The recent pause in warming is documented by the Intergovernmental Panel on Climate Change (IPCC) in its new report, Climate Change 2013 – The Physical Science Basis (also known as “The Working Group 1 Contribution to the Fifth Assessment Report of the IPCC”). The final draft of this report and a Summary for Policy Makers (SPM) are posted at www.ipcc.ch.

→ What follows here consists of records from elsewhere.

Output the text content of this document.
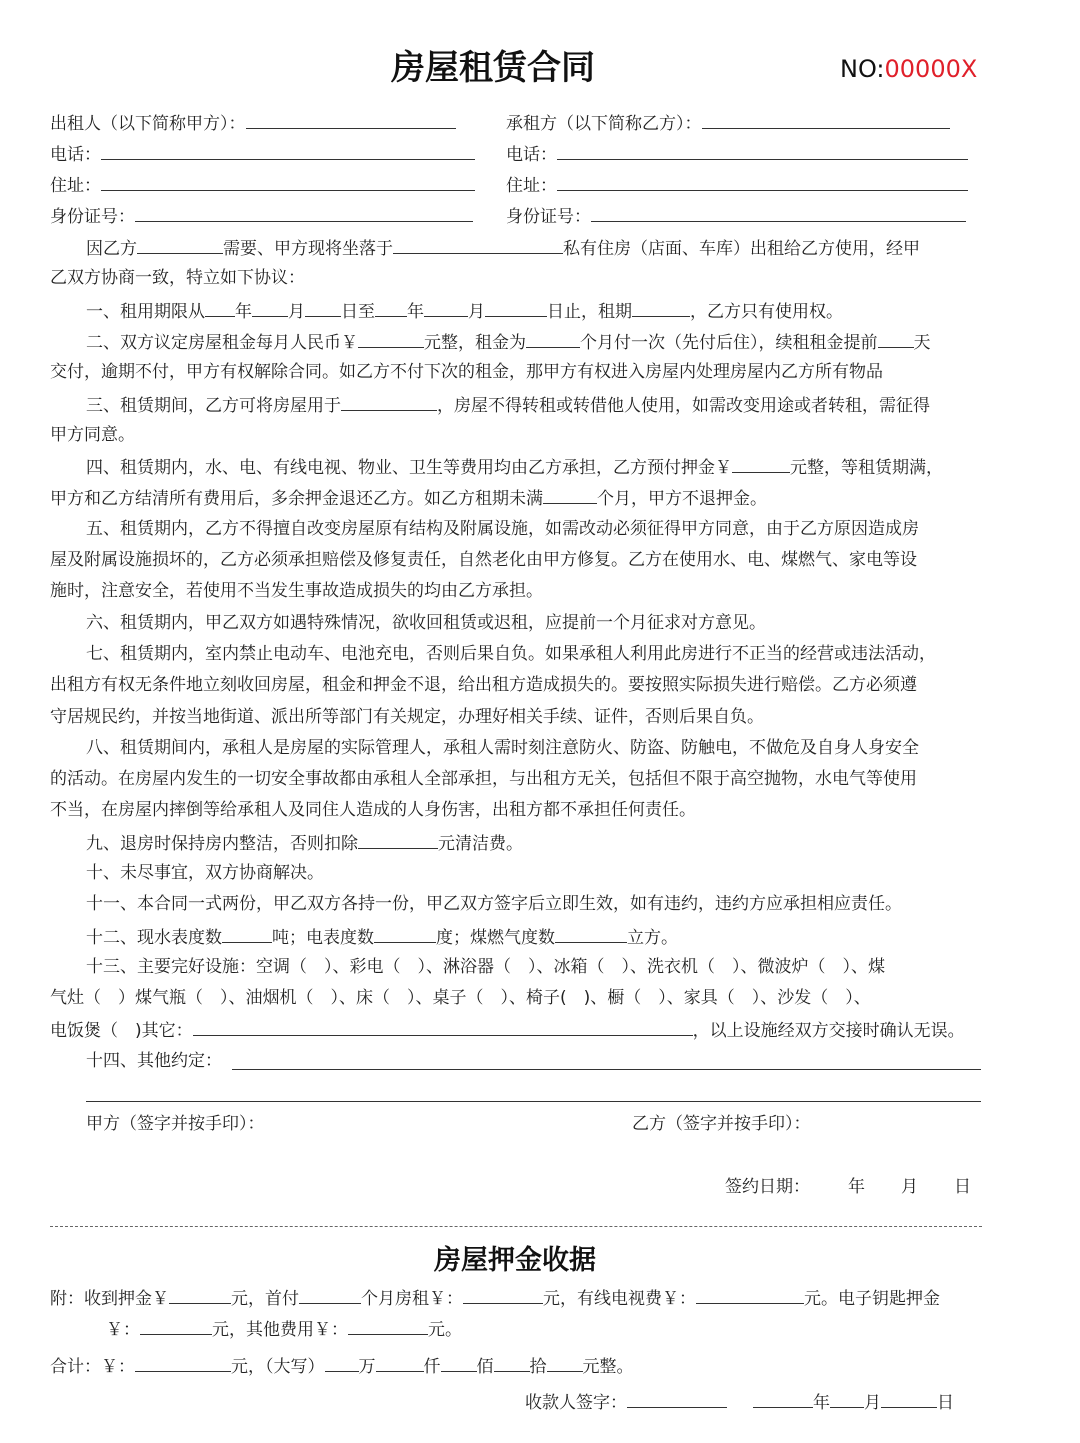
房屋租赁合同	NO:00000X
出租人（以下简称甲方）：	承租方（以下简称乙方）：
电话：	电话：
住址：	住址：
身份证号：	身份证号：
因乙方	需要、甲方现将坐落于	私有住房（店面、车库）出租给乙方使用，经甲
乙双方协商一致，特立如下协议：
一、租用期限从 年 月 日至 年	月	日止，租期	，乙方只有使用权。
二、双方议定房屋租金每月人民币￥	元整，租金为	个月付一次（先付后住），续租租金提前 天
交付，逾期不付，甲方有权解除合同。如乙方不付下次的租金，那甲方有权进入房屋内处理房屋内乙方所有物品
三、租赁期间，乙方可将房屋用于	，房屋不得转租或转借他人使用，如需改变用途或者转租，需征得
甲方同意。
四、租赁期内，水、电、有线电视、物业、卫生等费用均由乙方承担，乙方预付押金￥	元整，等租赁期满，
甲方和乙方结清所有费用后，多余押金退还乙方。如乙方租期未满	个月，甲方不退押金。
五、租赁期内，乙方不得擅自改变房屋原有结构及附属设施，如需改动必须征得甲方同意，由于乙方原因造成房
屋及附属设施损坏的，乙方必须承担赔偿及修复责任，自然老化由甲方修复。乙方在使用水、电、煤燃气、家电等设
施时，注意安全，若使用不当发生事故造成损失的均由乙方承担。
六、租赁期内，甲乙双方如遇特殊情况，欲收回租赁或迟租，应提前一个月征求对方意见。
七、租赁期内，室内禁止电动车、电池充电，否则后果自负。如果承租人利用此房进行不正当的经营或违法活动，
出租方有权无条件地立刻收回房屋，租金和押金不退，给出租方造成损失的。要按照实际损失进行赔偿。乙方必须遵
守居规民约，并按当地街道、派出所等部门有关规定，办理好相关手续、证件，否则后果自负。
八、租赁期间内，承租人是房屋的实际管理人，承租人需时刻注意防火、防盗、防触电，不做危及自身人身安全
的活动。在房屋内发生的一切安全事故都由承租人全部承担，与出租方无关，包括但不限于高空抛物，水电气等使用
不当，在房屋内摔倒等给承租人及同住人造成的人身伤害，出租方都不承担任何责任。
九、退房时保持房内整洁，否则扣除	元清洁费。
十、未尽事宜，双方协商解决。
十一、本合同一式两份，甲乙双方各持一份，甲乙双方签字后立即生效，如有违约，违约方应承担相应责任。
十二、现水表度数	吨；电表度数	度；煤燃气度数	立方。
十三、主要完好设施：空调（　）、彩电（　）、淋浴器（　）、冰箱（　）、洗衣机（　）、微波炉（　）、煤
气灶（　）煤气瓶（　）、油烟机（　）、床（　）、桌子（　）、椅子(　)、橱（　）、家具（　）、沙发（　）、
电饭煲（　)其它：	，以上设施经双方交接时确认无误。
十四、其他约定：
甲方（签字并按手印）：	乙方（签字并按手印）：
签约日期： 年 月 日
房屋押金收据
附：收到押金￥	元，首付	个月房租￥：	元，有线电视费￥：	元。电子钥匙押金
￥：	元，其他费用￥：	元。
合计：￥：	元，（大写） 万	仟 佰 拾 元整。
收款人签字：	年 月	日
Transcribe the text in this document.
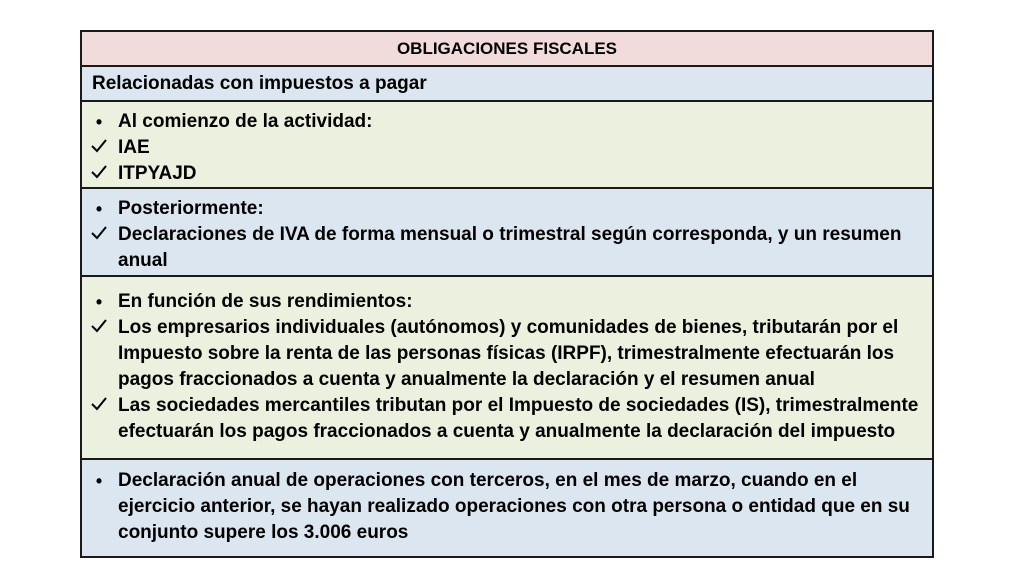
OBLIGACIONES FISCALES
Relacionadas con impuestos a pagar
• Al comienzo de la actividad:
IAE
ITPYAJD
• Posteriormente:
Declaraciones de IVA de forma mensual o trimestral según corresponda, y un resumen anual
• En función de sus rendimientos:
Los empresarios individuales (autónomos) y comunidades de bienes, tributarán por el Impuesto sobre la renta de las personas físicas (IRPF), trimestralmente efectuarán los pagos fraccionados a cuenta y anualmente la declaración y el resumen anual
Las sociedades mercantiles tributan por el Impuesto de sociedades (IS), trimestralmente efectuarán los pagos fraccionados a cuenta y anualmente la declaración del impuesto
• Declaración anual de operaciones con terceros, en el mes de marzo, cuando en el ejercicio anterior, se hayan realizado operaciones con otra persona o entidad que en su conjunto supere los 3.006 euros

The SPM suggests that the pause may be due to natural variability and is not necessarily indicative of a significant change in the longer-term global warming trend. Chapter 9 of the IPCC technical report includes a detailed discussion of the discrepancy between model simulations and empirical temperature trends. The authors of Chapter 9 suggest that the “difference between simulated and observed trends could be caused by some combination of (a) internal climate variability, (b) missing or incorrect radiative forcing, and (c) model response error.” An alternative analysis emphasizing fundamental limitations of climate models is presented in Climate Change Reconsidered II: Physical Science (a report of the Nongovernmental International Panel on Climate Change; http://climatechangereconsidered.org/).  

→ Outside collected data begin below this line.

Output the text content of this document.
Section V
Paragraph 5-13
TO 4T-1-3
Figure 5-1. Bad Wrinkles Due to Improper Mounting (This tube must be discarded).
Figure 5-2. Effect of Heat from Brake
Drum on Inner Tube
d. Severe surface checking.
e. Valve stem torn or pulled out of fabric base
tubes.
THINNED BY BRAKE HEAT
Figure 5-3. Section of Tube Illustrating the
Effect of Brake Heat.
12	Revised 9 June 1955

Loehle and Scafetta [4] have suggested that natural climate variability may have been responsible in part for both the rapid warming from 1980 to 2000 and for the recent pause in warming. Since climate models were formulated with the assumption that the rapid warming from 1980 to 2000 was due to human influence, the models may have been calibrated to run “too hot,” and thus may have predicted too much warming during the recent pause. If the natural climate cycle hypothesis of Loehle and Scafetta is correct, then the trend in global temperature may remain flat for the next decade or more.

Whatever the actual causes of the recent pause in global warming, recent temperature trends are best represented by climate models based on low emission scenarios (lower than what has occurred) or with low “climate sensitivity,” or both.  “Climate sensitivity” is a measure based on energy balance considerations of how much warming would be expected in response to “climate forcing” by increasing concentrations of greenhouse gases in the atmosphere, commonly reported in terms of °C of warming per doubling of atmospheric CO2 (or equivalent).

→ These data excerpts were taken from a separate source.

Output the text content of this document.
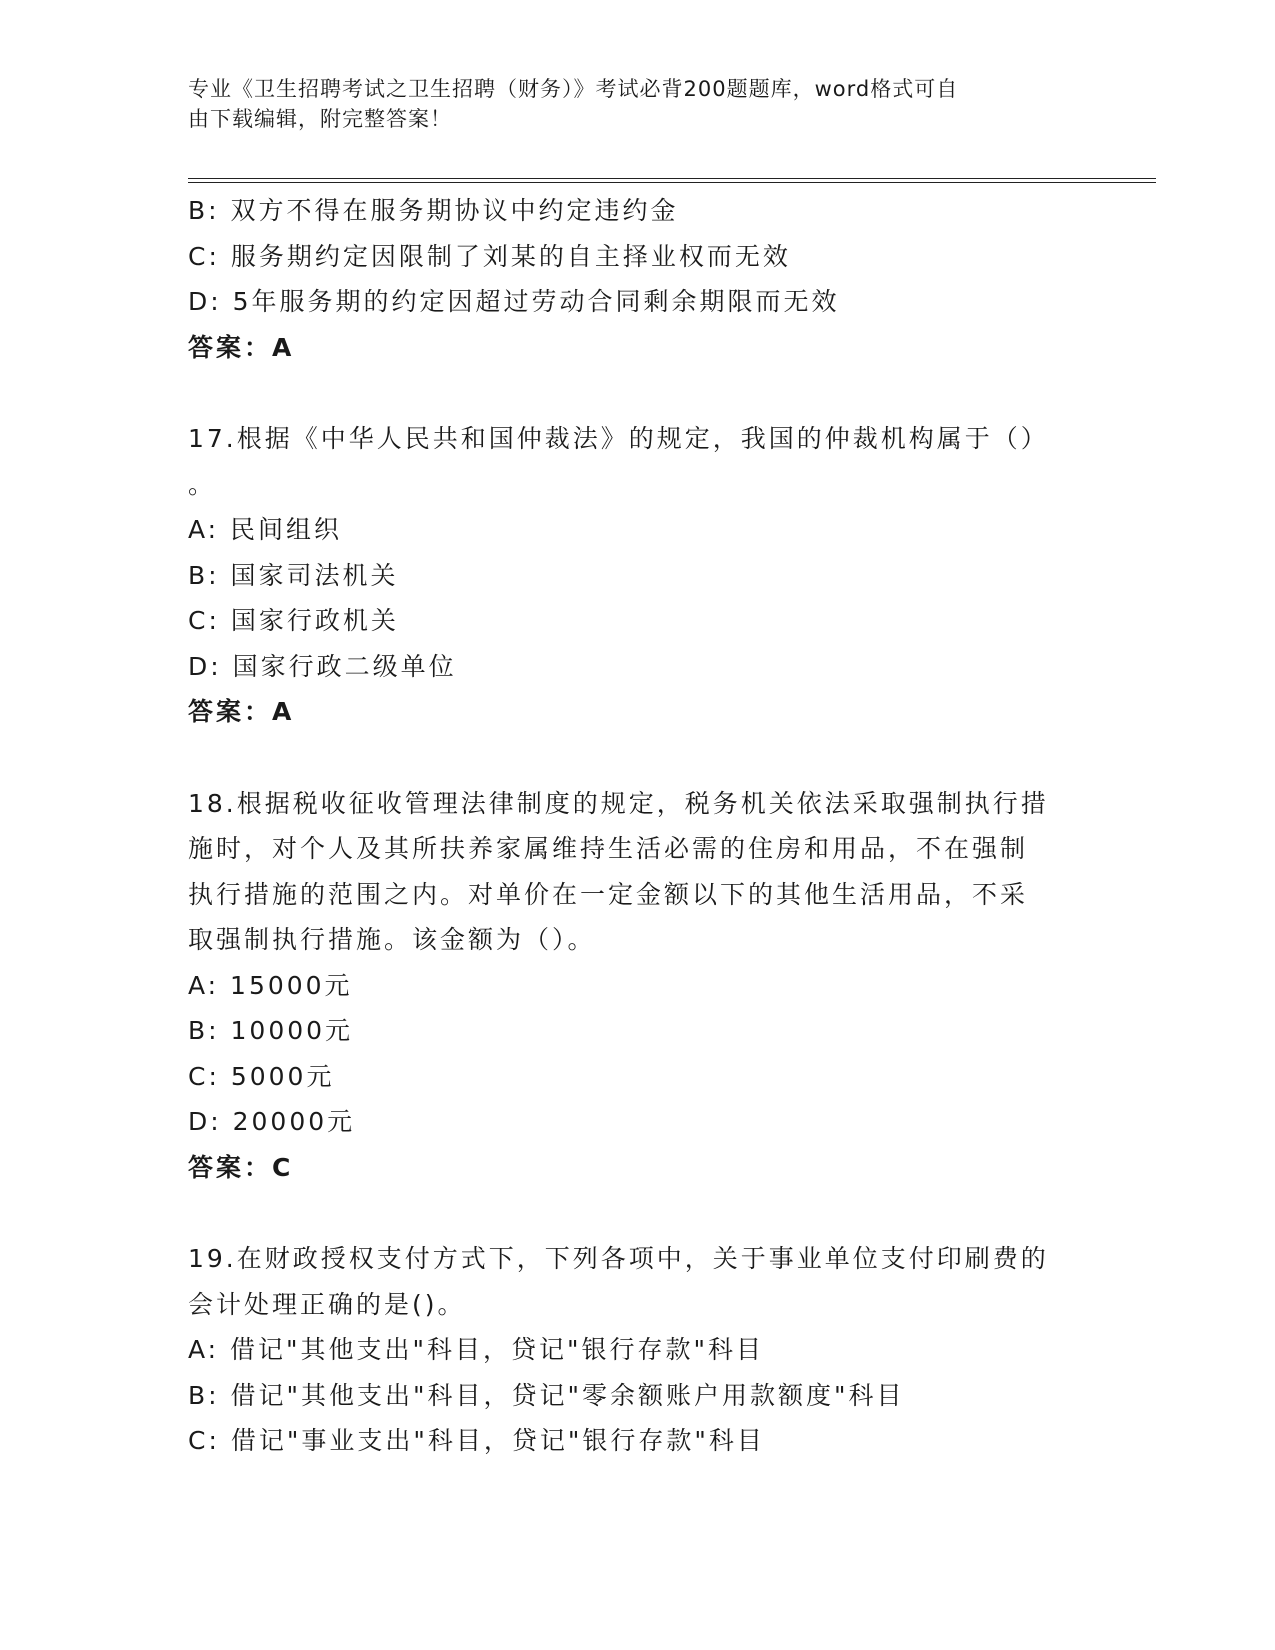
专业《卫生招聘考试之卫生招聘（财务）》考试必背200题题库，word格式可自
由下载编辑，附完整答案！
B: 双方不得在服务期协议中约定违约金
C: 服务期约定因限制了刘某的自主择业权而无效
D: 5年服务期的约定因超过劳动合同剩余期限而无效
答案：A
17.根据《中华人民共和国仲裁法》的规定，我国的仲裁机构属于（）
。
A: 民间组织
B: 国家司法机关
C: 国家行政机关
D: 国家行政二级单位
答案：A
18.根据税收征收管理法律制度的规定，税务机关依法采取强制执行措
施时，对个人及其所扶养家属维持生活必需的住房和用品，不在强制
执行措施的范围之内。对单价在一定金额以下的其他生活用品，不采
取强制执行措施。该金额为（）。
A: 15000元
B: 10000元
C: 5000元
D: 20000元
答案：C
19.在财政授权支付方式下，下列各项中，关于事业单位支付印刷费的
会计处理正确的是()。
A: 借记"其他支出"科目，贷记"银行存款"科目
B: 借记"其他支出"科目，贷记"零余额账户用款额度"科目
C: 借记"事业支出"科目，贷记"银行存款"科目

The IPCC SMP states that “Equilibrium climate sensitivity is likely in the range of 1.5°C and 4.5°C.” Rates of warming consistent with the upper part of this sensitivity range would have significant economic and ecological implications.  However, Lewis [5] argues that recent empirical studies support an estimate of equilibrium climate sensitivity of about 2°C. If Lewis is correct, the increase in average global temperature from now until 2100 might be 1.5°C or less (i.e., a level of warming that has been characterized in the literature as largely positive for crops, ecosystems, human health, and the economy). Clearly, the ongoing debate about climate sensitivity and temperature projections has significant implications for climate and energy policy.